Arrestations, convocations… les chroniques de l’intimidation
En 2020, l’ancien ministre de la Communication Ammar Belhimer porte plainte contre Ihsane El Kadi suite à un article évoquant la légitimité du mouvement conservateur islamiste Rachad, désigné terroriste par les autorités. Le journaliste y voit « un empressement à tordre le coup à l’unité du Hirak ». Suite à cette plainte, en juin 2022, il est condamné en première instance à une peine de six mois de prison, verdict confirmé en appel. Malgré ceux qui lui conseillent de faire profil bas, Ihsane el-Kadi s’y refuse. « Le pays, les citoyens ont besoin de nous, donc on reste et on les informe », répétait-il. « Ce n’est pas quelqu’un qu’on peut intimider ou menacer », confie son confrère Khaled Drareni. Ihsane El Kadi sera finalement placé sous contrôle judiciaire.
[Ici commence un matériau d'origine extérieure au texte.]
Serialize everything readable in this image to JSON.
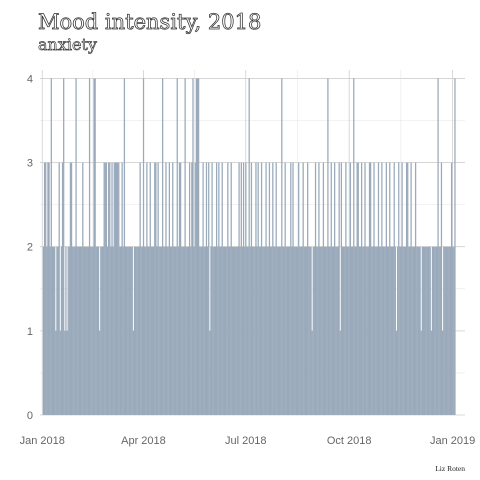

Il est à nouveau arrêté dans la nuit du 23 au 24 décembre 2022. Les locaux d’Interface Media sont perquisitionnés et mis sous scellés. Les médias Radio M et Maghreb Emergent sont interdits. En janvier 2023, la justice algérienne confirme son placement en détention. Il est accusé de « financement étranger de son entreprise ». Pourtant, ses proches assurent qu’il a seulement reçu de sa fille, depuis la Grande-Bretagne, la somme de 25 000 livres, destinée à payer les salaires des employés et les charges courantes de ses médias. Malgré tout, le 26 mars 2023, le procureur requiert cinq ans de prison ferme à son encontre.
Le verdict est annoncé le 2 avril 2023 : le tribunal de Sidi M’Hamed à Alger condamne Ihsane El Kadi à cinq années de prison, dont trois ans ferme. La nouvelle suscite un véritable tollé en Algérie et provoque des réactions partout dans le monde. Aux yeux de la plupart les observateurs, Ihsane El Kadi et toute l’équipe d’Interface Media paient pour leur refus de s’aligner. Mais qu’importe. Le fondateur de Radio M a perdu sa liberté de mouvement, mais il y a fort à parier que depuis sa cellule, il réfléchit déjà au projet qui lui permettra, dans trois ans, de poursuivre sa mission d’information, d’une manière ou d’une autre. Le pouvoir algérien le sait et s’en moque probablement. La voix discordante d’Interface Media ne viendra pas perturber les prochaines élections présidentielles de 2024. C’est l’essentiel.